If you’ve been a participant in the sabermetric revolution, there’s still plenty in Smart Baseball for you. The first part of the book, dubbed “Smrt Baseball” (“smrt” is a Simpsons reference, and it’s worth Googling if you’re not familiar with it) talks about older stats whose time has come. Law tosses things like batting average, pitcher wins, and saves onto the fire, and pillories sacrifice bunts for good measure. Most importantly, he explains what those stats don’t tell us, and why they’ve fallen out of favor over the years. If you enjoy Law’s snark, it’s displayed most often in this section.
Part 2 (“Smart Baseball”) looks at the more modern stats defining the game today. Here is where you’ll find OBP, WAR, UZR, WPA, and more. A common complaint of the newer stats is that you need a spreadsheet to calculate them (and, implicit in there, this somehow makes you less of a baseball fan). That may be true, but how many people sit on their couches and calculate batting averages? Even if you don’t know how to compute WPA or WAR–and I don’t–Law explains them in terms readers can easily understand.
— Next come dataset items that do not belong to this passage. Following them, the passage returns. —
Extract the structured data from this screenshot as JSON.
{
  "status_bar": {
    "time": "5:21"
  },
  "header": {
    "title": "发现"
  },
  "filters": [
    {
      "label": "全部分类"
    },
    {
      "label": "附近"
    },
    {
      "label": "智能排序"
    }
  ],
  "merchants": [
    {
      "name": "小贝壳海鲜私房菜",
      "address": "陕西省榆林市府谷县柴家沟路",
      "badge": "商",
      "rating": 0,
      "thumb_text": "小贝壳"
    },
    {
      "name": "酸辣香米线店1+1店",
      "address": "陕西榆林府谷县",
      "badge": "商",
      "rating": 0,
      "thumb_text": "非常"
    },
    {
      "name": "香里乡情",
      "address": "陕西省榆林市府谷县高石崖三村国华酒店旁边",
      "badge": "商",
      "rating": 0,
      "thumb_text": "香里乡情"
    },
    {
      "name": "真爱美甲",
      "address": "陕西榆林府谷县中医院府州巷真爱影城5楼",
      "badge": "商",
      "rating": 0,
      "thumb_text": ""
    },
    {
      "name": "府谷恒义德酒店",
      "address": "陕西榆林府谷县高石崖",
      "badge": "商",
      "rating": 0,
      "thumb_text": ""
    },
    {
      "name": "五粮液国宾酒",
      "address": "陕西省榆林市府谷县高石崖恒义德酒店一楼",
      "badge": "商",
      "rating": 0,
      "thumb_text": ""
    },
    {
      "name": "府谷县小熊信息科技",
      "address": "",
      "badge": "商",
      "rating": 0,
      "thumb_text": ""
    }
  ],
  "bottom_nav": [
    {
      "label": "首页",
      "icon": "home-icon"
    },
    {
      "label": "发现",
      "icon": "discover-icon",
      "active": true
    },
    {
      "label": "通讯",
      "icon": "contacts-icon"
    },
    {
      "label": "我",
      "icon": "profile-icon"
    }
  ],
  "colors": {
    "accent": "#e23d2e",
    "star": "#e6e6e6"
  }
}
Part 3 (“Smarter Baseball”) looks at the future of data in baseball. How are clubs using Statcast info, along with their own metrics, to evaluate players? What’s the role of traditional scouting in this data-driven era? These are some of the questions Law asks and answers in this section.
Some of you may be wondering why I’m reviewing a baseball book. After all, I’m a fiction writer, and (I presume) many of the people reading this blog are fiction readers. The reason is that good writing is important, and Smart Baseball is good writing. We as writers can learn from nonfiction, too.
If you like baseball, even if you don’t consider yourself a fan of old or new stats, I think Smart Baseball is worth the read. It’ll broaden your horizons as a fan and teach you a few things. That’s not as awesome as watching your team win the World Series (I’ve been waiting since 1983; come on, Orioles!), but it’s still pretty good.